Nach der Festnahme des libyschen Machthabers am 20. Oktober 2011 zeigten Online-Newsportale und Printmedien aussergewöhnlich blutige Aufnahmen des schwer verletzten, später des toten Muammar al-Gaddhafi. Der Presserat hat am Dienstag in einem Urteil erklärt, warum «20 Minuten Online» im Gegensatz zur «20 Minuten»-Printausgabe in ihrer Berichterstattung Gaddhafis Menschenwürde verletzt hat.
«Die Frage, ob die Medien Aufnahmen von der Leiche eines brutal getöteten Diktators verbreiten dürfen, beantwortet der Presserat mit Ja. Aber auch wer die Menschenwürde anderer nie respektiert hat, darf nach seinem Tod nicht in einer Art und Weise dargestellt werden, die seine eigene Menschenwürde verletzt», hiess es im Urteil.
«Die Printausgabe des Gratisblatts druckte zwei der Fotos relativ kleinformatig, online aber waren immer wieder neue Bilder zu sehen, teilweise stark vergrössert, später auch diverse Videos der Misshandlung Gaddhafis», erinnerte der Presserat. Zwei Leser hätten sich daraufhin beim Presserat beschwert, die Fotos der «brutale(n) Exekution eines zum Todeszeitpunkt wehrlos ausgelieferten Menschen» seien menschenunwürdig - «egal, was man von Gaddhafi als Mensch oder als Politiker halten will». «20 Minuten» und «20 Minuten Online» argumentierten dagegen, die Bilder seien historische Dokumente, welche «das definitive Ende des Machtregimes von Gaddhafi» festgehalten hätten; es überwiege das öffentliche Interesse an der Publikation gegenüber dem Recht auf Totenruhe.
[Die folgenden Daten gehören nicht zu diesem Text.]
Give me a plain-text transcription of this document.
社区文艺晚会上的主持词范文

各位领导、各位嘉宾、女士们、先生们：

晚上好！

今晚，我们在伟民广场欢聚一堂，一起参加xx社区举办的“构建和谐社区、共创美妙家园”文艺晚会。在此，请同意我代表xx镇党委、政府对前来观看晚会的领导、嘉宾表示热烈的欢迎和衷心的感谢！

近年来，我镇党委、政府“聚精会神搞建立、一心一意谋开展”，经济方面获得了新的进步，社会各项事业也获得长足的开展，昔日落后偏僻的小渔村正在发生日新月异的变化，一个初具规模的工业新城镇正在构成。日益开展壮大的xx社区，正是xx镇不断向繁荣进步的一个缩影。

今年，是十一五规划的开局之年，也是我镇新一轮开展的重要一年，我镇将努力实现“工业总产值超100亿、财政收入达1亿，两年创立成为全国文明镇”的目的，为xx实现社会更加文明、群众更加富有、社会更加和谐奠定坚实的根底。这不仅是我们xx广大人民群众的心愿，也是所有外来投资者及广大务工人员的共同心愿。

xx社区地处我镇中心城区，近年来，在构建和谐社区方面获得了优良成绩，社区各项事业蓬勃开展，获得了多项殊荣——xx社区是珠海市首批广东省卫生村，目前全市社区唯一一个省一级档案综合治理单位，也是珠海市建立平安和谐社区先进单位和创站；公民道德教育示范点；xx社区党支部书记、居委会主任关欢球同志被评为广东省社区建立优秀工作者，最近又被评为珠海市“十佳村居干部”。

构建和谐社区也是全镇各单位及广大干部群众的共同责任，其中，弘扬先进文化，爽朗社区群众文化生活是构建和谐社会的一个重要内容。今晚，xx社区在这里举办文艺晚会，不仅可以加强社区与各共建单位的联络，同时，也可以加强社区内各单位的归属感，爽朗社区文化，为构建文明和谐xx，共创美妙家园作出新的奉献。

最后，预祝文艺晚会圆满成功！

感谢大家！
«Ein historisches Ereignis wird nicht dadurch historischer, dass es aus verschiedenen Blickwinkeln gezeigt und durch Zoom-Technik nahe an den Betrachter herangeholt wird», urteilte am Dienstag der Presserat. «Eine unverhältnismässige, sensationalistische Berichterstattung bedient bloss die öffentliche Neugier des Publikums, die nicht mit öffentlichem Interesse gleichzusetzen ist», rügte er. Das Foto- und Videoangebot über Misshandlung und Tod von Muammar al-Gaddhafi auf «20 Minuten Online» habe deshalb gegen die Menschenwürde verstossen. «`20 Minuten` dagegen hat mit seinen visuell deutlich zurückhaltenderen Berichten über den Tod von Gaddhafi die `Erklärung der Pflichten und Rechte der Journalistinnen und Journalisten` nicht verletzt», so der Presserat.